The Cotswold Water Park Trust – Update regarding Neigh Bridge Country Park

For some time now, The Cotswold Water Park Trust has been in discussions with Ashton Keynes Angling Club over proposals to install Otter fencing at Neigh Bridge Country Park.  The Trust’s position has always remained that it does not object to fencing, providing certain criteria can be met:


1.       Any fencing should be sensitive to the aesthetics of the site and its primary use as a country park.

2.       Ashton Keynes Angling Club should consult with the Public Rights of Way department at Gloucestershire County Council and Thames Path National Trails officers, in order to seek permission to install gates across the main footpath.

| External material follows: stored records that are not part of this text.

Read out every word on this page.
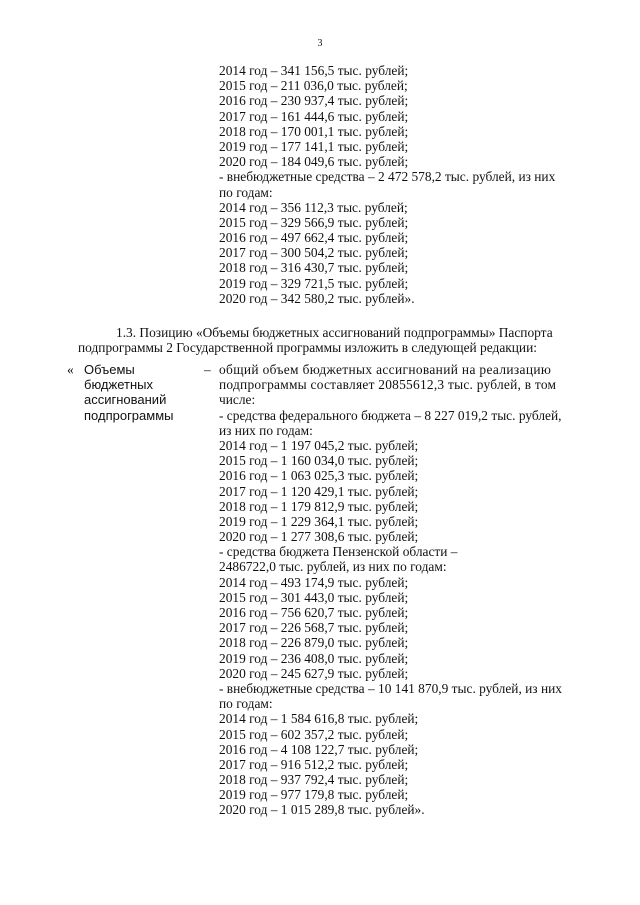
3
2014 год – 341 156,5 тыс. рублей;
2015 год – 211 036,0 тыс. рублей;
2016 год – 230 937,4 тыс. рублей;
2017 год – 161 444,6 тыс. рублей;
2018 год – 170 001,1 тыс. рублей;
2019 год – 177 141,1 тыс. рублей;
2020 год – 184 049,6 тыс. рублей;
- внебюджетные средства – 2 472 578,2 тыс. рублей, из них
по годам:
2014 год – 356 112,3 тыс. рублей;
2015 год – 329 566,9 тыс. рублей;
2016 год – 497 662,4 тыс. рублей;
2017 год – 300 504,2 тыс. рублей;
2018 год – 316 430,7 тыс. рублей;
2019 год – 329 721,5 тыс. рублей;
2020 год – 342 580,2 тыс. рублей».
1.3. Позицию «Объемы бюджетных ассигнований подпрограммы» Паспорта
подпрограммы 2 Государственной программы изложить в следующей редакции:
« Объемы
бюджетных
ассигнований
подпрограммы
– общий объем бюджетных ассигнований на реализацию
подпрограммы составляет 20855612,3 тыс. рублей, в том
числе:
- средства федерального бюджета – 8 227 019,2 тыс. рублей,
из них по годам:
2014 год – 1 197 045,2 тыс. рублей;
2015 год – 1 160 034,0 тыс. рублей;
2016 год – 1 063 025,3 тыс. рублей;
2017 год – 1 120 429,1 тыс. рублей;
2018 год – 1 179 812,9 тыс. рублей;
2019 год – 1 229 364,1 тыс. рублей;
2020 год – 1 277 308,6 тыс. рублей;
- средства бюджета Пензенской области –
2486722,0 тыс. рублей, из них по годам:
2014 год – 493 174,9 тыс. рублей;
2015 год – 301 443,0 тыс. рублей;
2016 год – 756 620,7 тыс. рублей;
2017 год – 226 568,7 тыс. рублей;
2018 год – 226 879,0 тыс. рублей;
2019 год – 236 408,0 тыс. рублей;
2020 год – 245 627,9 тыс. рублей;
- внебюджетные средства – 10 141 870,9 тыс. рублей, из них
по годам:
2014 год – 1 584 616,8 тыс. рублей;
2015 год – 602 357,2 тыс. рублей;
2016 год – 4 108 122,7 тыс. рублей;
2017 год – 916 512,2 тыс. рублей;
2018 год – 937 792,4 тыс. рублей;
2019 год – 977 179,8 тыс. рублей;
2020 год – 1 015 289,8 тыс. рублей».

3.       Ashton Keynes Angling Club should consult with the local Parish Council at Somerford Keynes to seek approval for the installation of a fence.

4.       Funding for the fence should be delivered by Ashton Keynes Angling Club with no financial burden placed on the Cotswold Water Park Trust for its installation or maintenance.


The Trust is appreciative that Ashton Keynes Angling Club has worked hard to fulfil these criteria, some of which have been difficult to achieve.  The Trust also recognises the hard work and generosity already demonstrated by angling club members in building up a significant proportion of the funding required.


Delivery of the fencing scheme will not be straightforward, particularly bearing in mind the public nature of the site, its difficult topographical challenges, and the need to keep it accessible and safe at all times, but the Trust is confident that Ashton Keynes Angling Club can work towards its goal and protect the site for angling into the future.


Finally, the Cotswold Water Park Trust shares Ashton Keynes Angling Club members’ frustrations and sadness at the loss of a number of iconic fish in recent years.  The Trust is highly supportive of angling in the Cotswold Water Park, but has had to carefully balance the fencing issue with other important areas of the charity’s remit, namely conservation and public access.  We hope that the installation of a mutually acceptable fencing solution can now be brought forward and remaining fish will not suffer the same fate.